Wednesday, August 29, 2012

Jonathan Lucroy and contact

Brewers catcher Jonathan Lucroy has been an offensive force in 2012, and is on the list of the most improved players in the National League. He's improved greatly in every offensive category and could have made a push for the All-Star game had he not suffered a hand injury that cost him two months. But while he was considered a good offensive catcher coming up through the minors, no one thought he would be this good. Most have written him off as a small sample size wonder or a BABIP fluke, and while his BABIP is high for someone who's clearly not a speedster, there is evidence that Lucroy has made some real improvements to his offensive game.

I went into this study assuming to find that Lucroy had drastically improved his plate discipline. I knew he had cut down on his strikeouts, and it seemed that he had been taking more walks and being more selective at the plate. But it wasn't as much as I had thought. Lucroy's walk rate is up (6.8%, up from 6.2% in his first two years), but just barely. His plate discipline numbers don't suggest a major difference either. While is is seeing a few less strikes overall (as well as first-pitch strikes), he's swinging at about the same number of pitches outside the zone, and his overall swing percentage is about the same as his career norms. What is substantially different though, is his rate of contact. 

                                                        "Beast mode" should probably be renamed "Lucroy mode".

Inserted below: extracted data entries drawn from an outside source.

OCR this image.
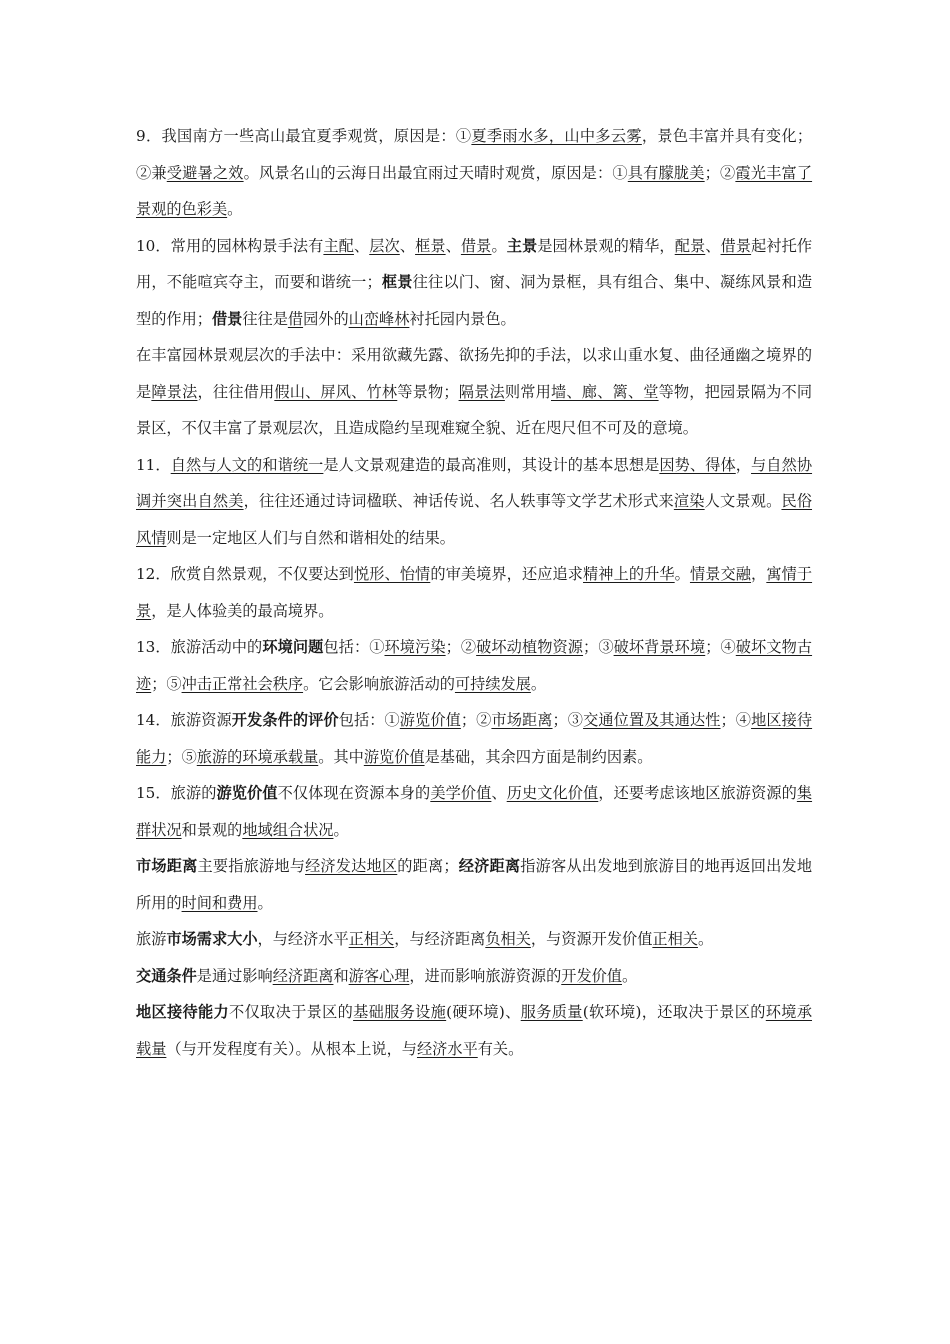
9．我国南方一些高山最宜夏季观赏，原因是：①夏季雨水多，山中多云雾，景色丰富并具有变化；②兼受避暑之效。风景名山的云海日出最宜雨过天晴时观赏，原因是：①具有朦胧美；②霞光丰富了景观的色彩美。

10．常用的园林构景手法有主配、层次、框景、借景。主景是园林景观的精华，配景、借景起衬托作用，不能喧宾夺主，而要和谐统一；框景往往以门、窗、洞为景框，具有组合、集中、凝练风景和造型的作用；借景往往是借园外的山峦峰林衬托园内景色。

在丰富园林景观层次的手法中：采用欲藏先露、欲扬先抑的手法，以求山重水复、曲径通幽之境界的是障景法，往往借用假山、屏风、竹林等景物；隔景法则常用墙、廊、篱、堂等物，把园景隔为不同景区，不仅丰富了景观层次，且造成隐约呈现难窥全貌、近在咫尺但不可及的意境。

11．自然与人文的和谐统一是人文景观建造的最高准则，其设计的基本思想是因势、得体，与自然协调并突出自然美，往往还通过诗词楹联、神话传说、名人轶事等文学艺术形式来渲染人文景观。民俗风情则是一定地区人们与自然和谐相处的结果。

12．欣赏自然景观，不仅要达到悦形、怡情的审美境界，还应追求精神上的升华。情景交融，寓情于景，是人体验美的最高境界。

13．旅游活动中的环境问题包括：①环境污染；②破坏动植物资源；③破坏背景环境；④破坏文物古迹；⑤冲击正常社会秩序。它会影响旅游活动的可持续发展。

14．旅游资源开发条件的评价包括：①游览价值；②市场距离；③交通位置及其通达性；④地区接待能力；⑤旅游的环境承载量。其中游览价值是基础，其余四方面是制约因素。

15．旅游的游览价值不仅体现在资源本身的美学价值、历史文化价值，还要考虑该地区旅游资源的集群状况和景观的地域组合状况。

市场距离主要指旅游地与经济发达地区的距离；经济距离指游客从出发地到旅游目的地再返回出发地所用的时间和费用。

旅游市场需求大小，与经济水平正相关，与经济距离负相关，与资源开发价值正相关。

交通条件是通过影响经济距离和游客心理，进而影响旅游资源的开发价值。

地区接待能力不仅取决于景区的基础服务设施(硬环境)、服务质量(软环境)，还取决于景区的环境承载量（与开发程度有关）。从根本上说，与经济水平有关。
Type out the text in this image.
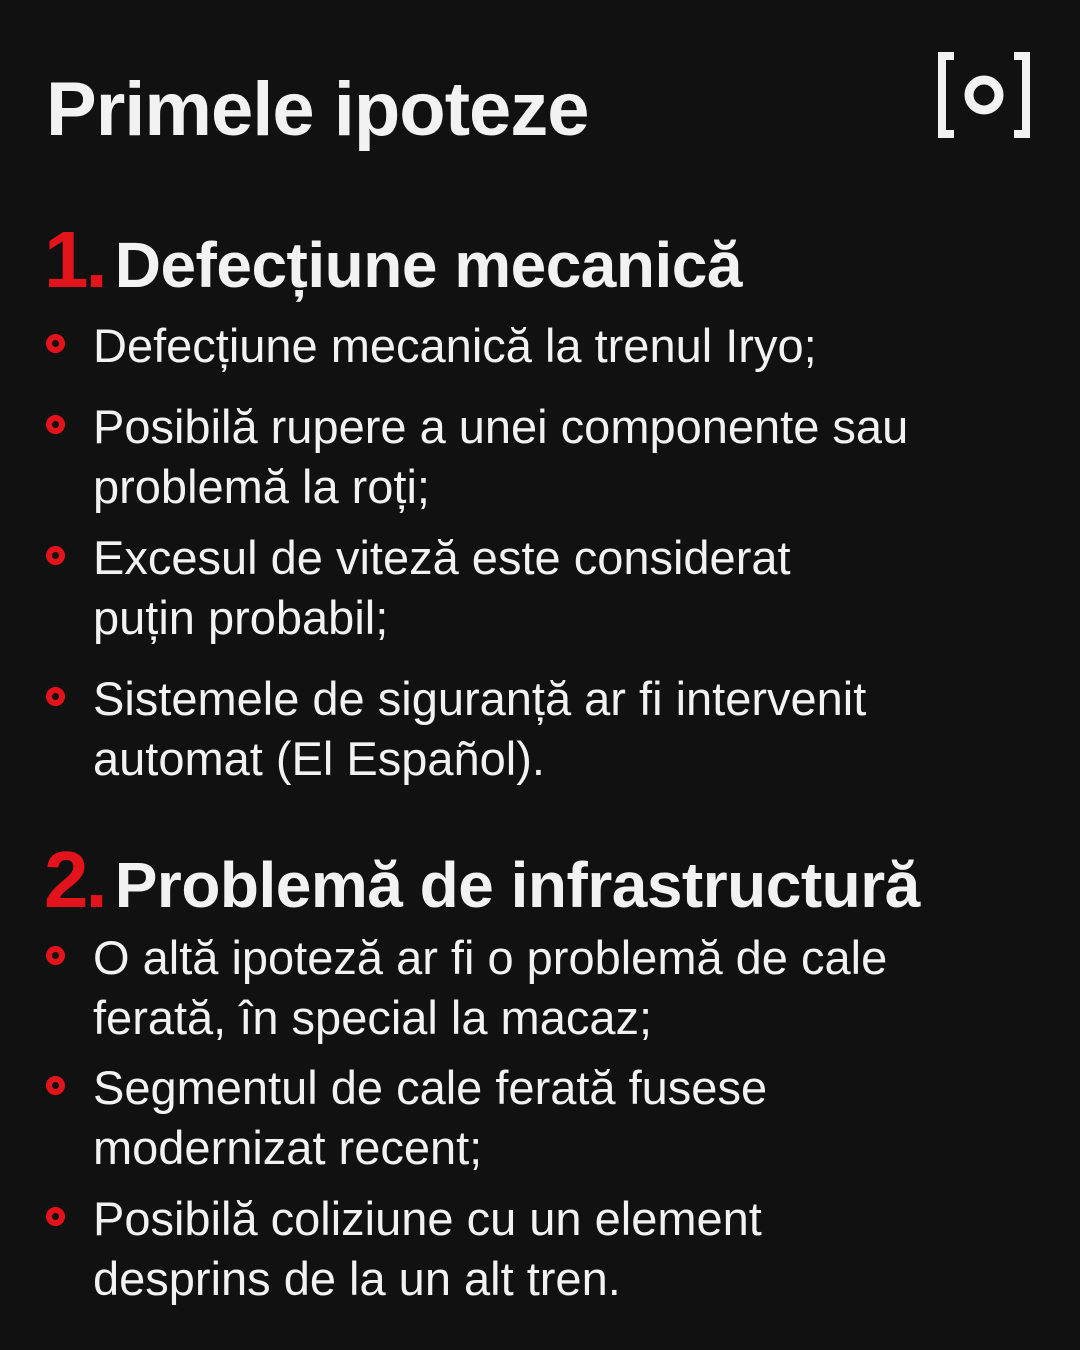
Primele ipoteze
1. Defecțiune mecanică
Defecțiune mecanică la trenul Iryo;
Posibilă rupere a unei componente sau problemă la roți;
Excesul de viteză este considerat puțin probabil;
Sistemele de siguranță ar fi intervenit automat (El Español).
2. Problemă de infrastructură
O altă ipoteză ar fi o problemă de cale ferată, în special la macaz;
Segmentul de cale ferată fusese modernizat recent;
Posibilă coliziune cu un element desprins de la un alt tren.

In his first two years in the majors, Lucroy possessed a swinging strike rate of about 7%, with a contact rates 85.2% and 83.7%. 2012 has been a different story. He's lowered his swinging strike rate to 5.1% and his contact rate has risen to 88.9% - not a small difference. Lucroy's been more selective, but only marginally so. It's not that Lucroy is swinging at better pitches, more that Lucroy is just hitting everything. When he swings at pitches outside the zone, he's making contact 79.1% (!) of the time, well up from his previous rates. As you would expect with an improved contact rate, his strikeout rate has plummeted. During his first year, Lucroy kept the K's in check, striking out in 14.8% of his plate appearances. But with a larger sample in 2011 (his first full season), he whiffed 21.2% of the time, a surprising number since he only struck out in 13.8% in his PA's in his minor league career. It seemed that either pitchers had figured him out, or he was pressing due to being pitched around as he was often batting in the 8th spot in the order, batting in front of the pitcher. Whatever the problem was, he clearly fixed it. He's striking out just 12.4% of the time, a number you generally see from spray-hitting speedsters, not a catcher.

So is his performance sustainable? I think so. He made a lot of contact coming up through the system, and his willingness to hit the ball to the opposite field makes him tough to pitch to. While his BABIP will likely come down a bit, good hitters tend to have higher BABIP's due to being able to hit the ball where it's pitched, something Lucroy clearly does well. And I haven't even mentioned his increase in power, which is even more evidence of his maturation as a hitter. If he keeps this up, the five-year deal the Brewers gave him in the off-season will be a steal. If he continues to improve, we'll be watching one of the best catchers in the major leagues for years to come.